09; Fate and A Little Date

TERHITUNG dua puluh lima hari semenjak kedatangannya di bumi, tujuh belas hari sejak pertemuannya dengan Wonwoo untuk pertama kali, dan kurang dari dua puluh empat jam sejak kunjungannya ke apartemen target.

Dalam waktu nyaris satu bulan yang berlalu kelewat cepat, Kim Nara harus berkali-kali mengorek informasi target tanpa henti, terus berupaya untuk menarik ulur atensiーtak peduli seberapa apatis Si Jeon itu.

Tidak, bukannya rumit atau susahーini bukan misinya yang kedua atau kelima, ingat? Kim NaraーEleftーsudah melakukan ini nyaris selama dua puluh tahun kematiannya. Ia sudah pernah masuk dalam berbagai tubuh dan fisik yang berbedaーmulai dari gadis imut dengan wajah bulat dan mata besar ala tokoh anime, sampai seorang wanita berkelas dengan lekuk tubuh mirip gitar dan dada berisi yang sukses membuat targetnya bertekuk lutut.

Menurut Hades, inkarnasi ruh harus disertai dengan ciri fisik yang mendukung; harus disesuaikan dengan ras pada tempat dimana misi dilaksanakan. Kadang pula, tubuhnya didesain khusus mengikuti selera sang korban, tentu untuk memperdaya mereka masuk ke perangkap lebih cepat.

Namun tentu saja, penampilan yang dapat dilihat mata hanya memberi dukungan jangka pendek. Tak akan bertahan lama, bahkan dapat berubah seratus delapan puluh derajat kala mereka bosan. Manusia dapat dibuta nafsu sebab fisik, tapi rasa percaya dan afeksi lahir dari relasi intim. Jadi agaknya, tak ada yang perlu Nara pertanyakan kala satu hari Wonwoo dapat berubah liar dan menciumnya ganas, tapi esoknya kembali bersikap dingin seolah keduanya tak saling kenal.
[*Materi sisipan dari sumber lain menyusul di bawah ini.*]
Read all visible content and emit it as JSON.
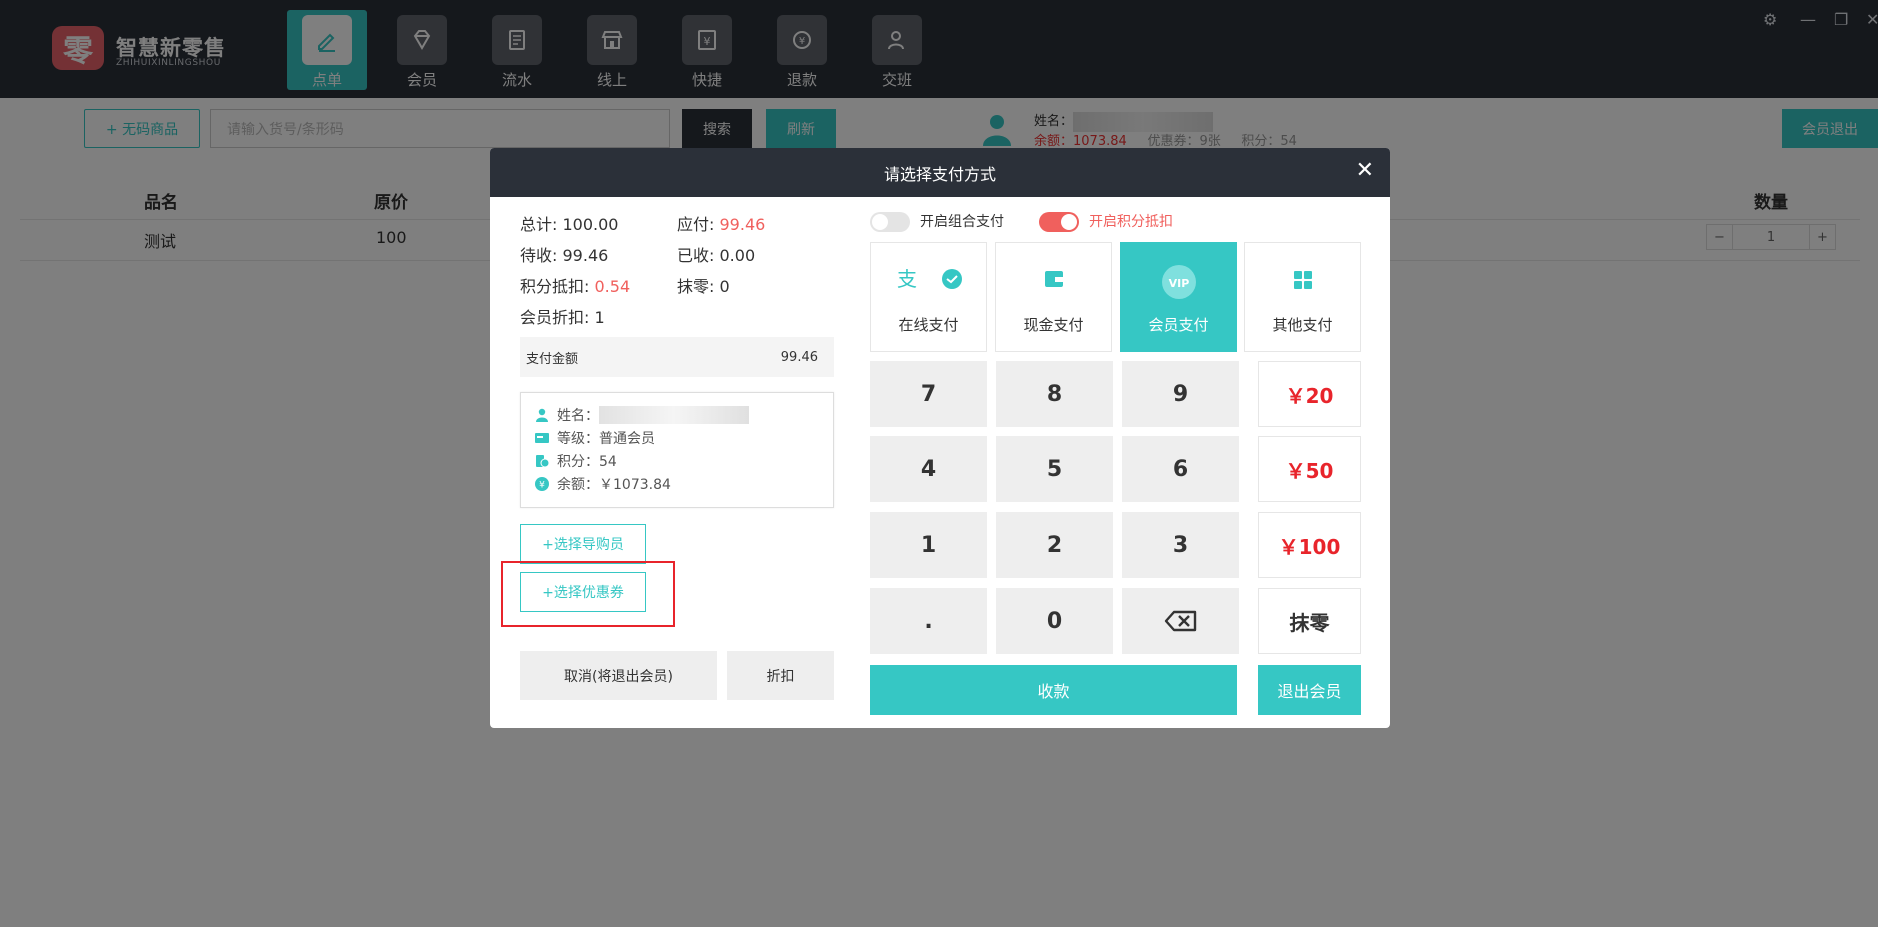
{
  "app": {
    "logo_char": "零",
    "name": "智慧新零售",
    "name_pinyin": "ZHIHUIXINLINGSHOU"
  },
  "nav": [
    {
      "label": "点单",
      "icon": "edit-icon",
      "active": true
    },
    {
      "label": "会员",
      "icon": "diamond-icon",
      "active": false
    },
    {
      "label": "流水",
      "icon": "document-icon",
      "active": false
    },
    {
      "label": "线上",
      "icon": "shop-icon",
      "active": false
    },
    {
      "label": "快捷",
      "icon": "yuan-receipt-icon",
      "active": false
    },
    {
      "label": "退款",
      "icon": "refund-icon",
      "active": false
    },
    {
      "label": "交班",
      "icon": "handover-icon",
      "active": false
    }
  ],
  "window_controls": [
    "settings-icon",
    "minimize-icon",
    "restore-icon",
    "close-icon"
  ],
  "toolbar": {
    "no_code_label": "+ 无码商品",
    "search_placeholder": "请输入货号/条形码",
    "search_label": "搜索",
    "refresh_label": "刷新",
    "member_logout_label": "会员退出"
  },
  "member_summary": {
    "name_label": "姓名：",
    "balance_text": "余额：1073.84",
    "coupon_text": "优惠券：9张",
    "points_text": "积分：54"
  },
  "table": {
    "headers": {
      "name": "品名",
      "price": "原价",
      "qty": "数量"
    },
    "rows": [
      {
        "name": "测试",
        "price": "100",
        "qty": "1"
      }
    ],
    "minus": "−",
    "plus": "+"
  },
  "modal": {
    "title": "请选择支付方式",
    "close": "✕",
    "summary": {
      "total_label": "总计:",
      "total": "100.00",
      "payable_label": "应付:",
      "payable": "99.46",
      "pending_label": "待收:",
      "pending": "99.46",
      "received_label": "已收:",
      "received": "0.00",
      "points_deduct_label": "积分抵扣:",
      "points_deduct": "0.54",
      "rounding_label": "抹零:",
      "rounding": "0",
      "member_discount_label": "会员折扣:",
      "member_discount": "1"
    },
    "pay_amount_label": "支付金额",
    "pay_amount": "99.46",
    "member_card": {
      "name_label": "姓名：",
      "level": "等级：普通会员",
      "points": "积分：54",
      "balance": "余额：￥1073.84"
    },
    "select_guide_label": "+选择导购员",
    "select_coupon_label": "+选择优惠券",
    "cancel_label": "取消(将退出会员)",
    "discount_label": "折扣",
    "combo_pay_label": "开启组合支付",
    "points_deduct_toggle_label": "开启积分抵扣",
    "pay_methods": [
      {
        "label": "在线支付",
        "active": false
      },
      {
        "label": "现金支付",
        "active": false
      },
      {
        "label": "会员支付",
        "active": true
      },
      {
        "label": "其他支付",
        "active": false
      }
    ],
    "keypad": [
      "7",
      "8",
      "9",
      "4",
      "5",
      "6",
      "1",
      "2",
      "3",
      ".",
      "0"
    ],
    "quick_amounts": [
      "￥20",
      "￥50",
      "￥100"
    ],
    "erase_label": "抹零",
    "collect_label": "收款",
    "exit_member_label": "退出会员"
  },
  "colors": {
    "accent": "#36c7c4",
    "header_dark": "#2b3039",
    "highlight_red": "#f0605d",
    "annotation_red": "#e8242b"
  }
}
Sebab segala sesuatu yang dimulai nafsu tak akan mampu bertahan lama.

Kini, mendesah tertahan sementara si gadis memutar kepala ke arah jam di ruang tamu, ia dapat merasa denyut pelipisnya menguat seiring rasa kantuk merayapi mata. Pukul tiga pagi. Temperatur udara seolah merosot drastis kendati seluruh pendingin ruangannya dimatikan. Bulu kuduknya meremang, rasa gugup menguliti tubuhnya samar-samar.

Kim Nara tentu tahu alasannya masih belum tidur kala purnama sudah menampakkan diri di luar. Ia bukannya manusia nokturnal pengangguran yang jam tidurnya sama dengan jam mentari muncul di cakrawala. Toh menahan rasa lelah pada kelopak mata sementara tubuh harus tetap duduk tegak di atas lantai ruang tamu dengan peredangan redup sama sekali bukan hal menyenangkan.

Gadis itu mengembuskan napas tertahan seiring bau anyir menusuk indra penciuman. Di sekelilingnya, sudah terdapat dua belas lilin menyala yang disusun melingkar. Beserta sepiring darah kambing yang sengaja diletakkan di bagian depan. Surai abu-abunya dikuncir kuda tinggi-tinggi, tubuh kecilnya dilapisi kain satin putih. Nara memejamkan mata, menegakkan punggung, menahan diri.

Pukul setengah empat pagi.

Di tengah sunyinya malam, mulutnya berkomat-kamit mengucap secarik mantra.

Sudah menjadi tradisi pada tiap periode tertentu, para pekerja Hades harus melaporkan perkembangan misi lewat sesosok ruh. Hades tidak memiliki akses apapun untuk singgah atau sekadar menengok keadaan bumi. Oleh karena itu, dewa mengutus beberapa budak dalam wujud arwah, sebagai perantara pesan antara dewa dengan pekerja.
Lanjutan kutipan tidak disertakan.